The estate became an emblem in the history of public housing by representing both the ambition for major projects and the obstacles confronting Getúlio Vargas’ public housing policy.
Raul Garcez approached the residents through the local recreation centre, built by them to house a boccia club.
Garcez made 780 images. He showed 42 in his only solo exhibition entitled Conjunto Habitacional Várzea do Carmo [Várzea do Carmo housing estate] (1980), at the Pinacoteca do Estado, in São Paulo.
At Home
by Antonio Risério
São Paulo is a city that always surprises. I say this objectively, not as a cliché. Of course, all cities surprise. The city is, by definition, the locus of chance. A space for unplanned events. The place for the non-trivial and the out-of-character. But that’s not what I mean: I mean that São Paulo always surprises me both by its social and cultural history and its physical structure.
A clear example of this, in my mind, is the Vila Nova Conceição district.
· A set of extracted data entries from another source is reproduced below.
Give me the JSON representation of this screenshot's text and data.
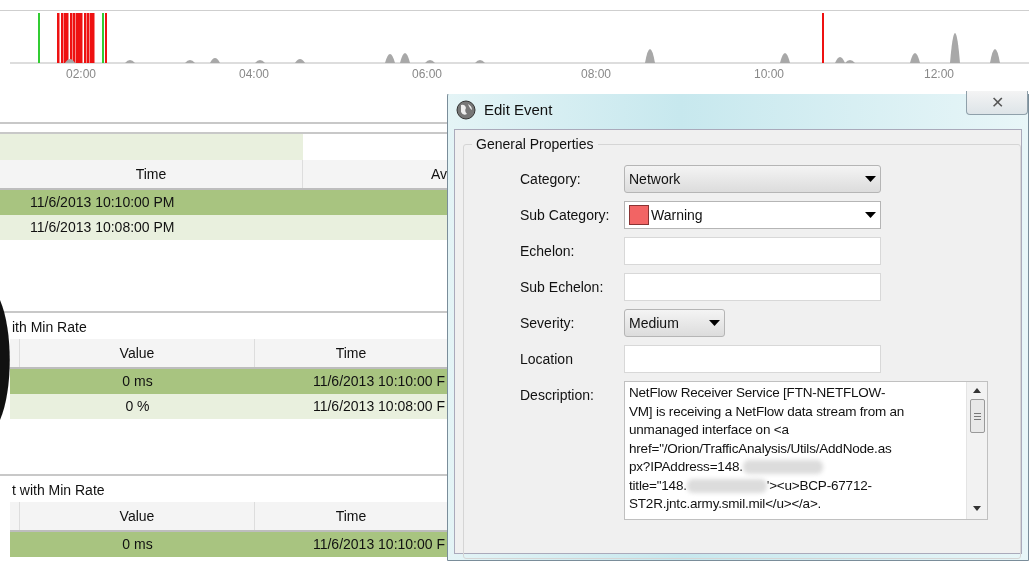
{
  "timeline": {
    "axis_labels": [
      "02:00",
      "04:00",
      "06:00",
      "08:00",
      "10:00",
      "12:00"
    ]
  },
  "panel": {
    "table_1": {
      "columns": [
        "Time",
        "Av"
      ],
      "rows": [
        {
          "cells": [
            "11/6/2013 10:10:00 PM"
          ],
          "selected": true
        },
        {
          "cells": [
            "11/6/2013 10:08:00 PM"
          ],
          "selected": false
        }
      ]
    },
    "section_2": {
      "title": "ith Min Rate",
      "columns": [
        "Value",
        "Time"
      ],
      "rows": [
        {
          "cells": [
            "0 ms",
            "11/6/2013 10:10:00 F"
          ],
          "selected": true
        },
        {
          "cells": [
            "0 %",
            "11/6/2013 10:08:00 F"
          ],
          "selected": false
        }
      ]
    },
    "section_3": {
      "title": "t with Min Rate",
      "columns": [
        "Value",
        "Time"
      ],
      "rows": [
        {
          "cells": [
            "0 ms",
            "11/6/2013 10:10:00 F"
          ],
          "selected": true
        }
      ]
    }
  },
  "dialog": {
    "title": "Edit Event",
    "close": "✕",
    "group": "General Properties",
    "fields": [
      {
        "label": "Category:",
        "kind": "dropdown",
        "value": "Network"
      },
      {
        "label": "Sub Category:",
        "kind": "color-dropdown",
        "value": "Warning",
        "color": "#f26464"
      },
      {
        "label": "Echelon:",
        "kind": "text"
      },
      {
        "label": "Sub Echelon:",
        "kind": "text"
      },
      {
        "label": "Severity:",
        "kind": "small-dropdown",
        "value": "Medium"
      },
      {
        "label": "Location",
        "kind": "text"
      },
      {
        "label": "Description:",
        "kind": "memo",
        "lines": [
          [
            {
              "kind": "text",
              "text": "NetFlow Receiver Service [FTN-NETFLOW-"
            }
          ],
          [
            {
              "kind": "text",
              "text": "VM] is receiving a NetFlow data stream from an"
            }
          ],
          [
            {
              "kind": "text",
              "text": "unmanaged interface on <a"
            }
          ],
          [
            {
              "kind": "text",
              "text": "href=\"/Orion/TrafficAnalysis/Utils/AddNode.as"
            }
          ],
          [
            {
              "kind": "text",
              "text": "px?IPAddress=148."
            },
            {
              "kind": "redacted"
            }
          ],
          [
            {
              "kind": "text",
              "text": "title=\"148."
            },
            {
              "kind": "redacted"
            },
            {
              "kind": "text",
              "text": "'><u>BCP-67712-"
            }
          ],
          [
            {
              "kind": "text",
              "text": "ST2R.jntc.army.smil.mil</u></a>."
            }
          ]
        ]
      }
    ]
  }
}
When I went to live for the first time in São Paulo, at the end of 1974, I ended up at a great address: 1, Purpurina Street, Vila Madalena, in the former district of Risca Faca, with its pubs, bars, and its football field. It was a white, one-storey house, almost on the corner, with a tiny backyard. Years later, Vila Madalena exploded and filled up with high-rise apartment blocks, bars and shops, in a way that I have seen happening more recently in Vila Mariana. But what I mean is that when I moved to Vila Madalena, Vila Nova Conceição, which nowadays boasts “the most expensive square metre” in São Paulo, was still a rural district. Almost a farm.
In the mid-1970s, Vila Nova Conceição was a curious place, hidden away in São Paulo. People had heard of Ibirapuera, but not of the now famous neighbourhood. Vila Nova Conceição had the feeling of a rural town, somewhere left over from the calmer days of the distant past. A place full of trees where a cheerful little stream called Uberaba flowed, over which Hélio Pellegrino Avenue was later built. It was a district of mansions and villas, where one could buy locally-produced milk and fruit, or see the cattle grazing. But it’s not just the story of São Paulo’s urban design. As I said, the city’s social and cultural history also surprises me. And now I need to face up to the old Várzea do Carmo.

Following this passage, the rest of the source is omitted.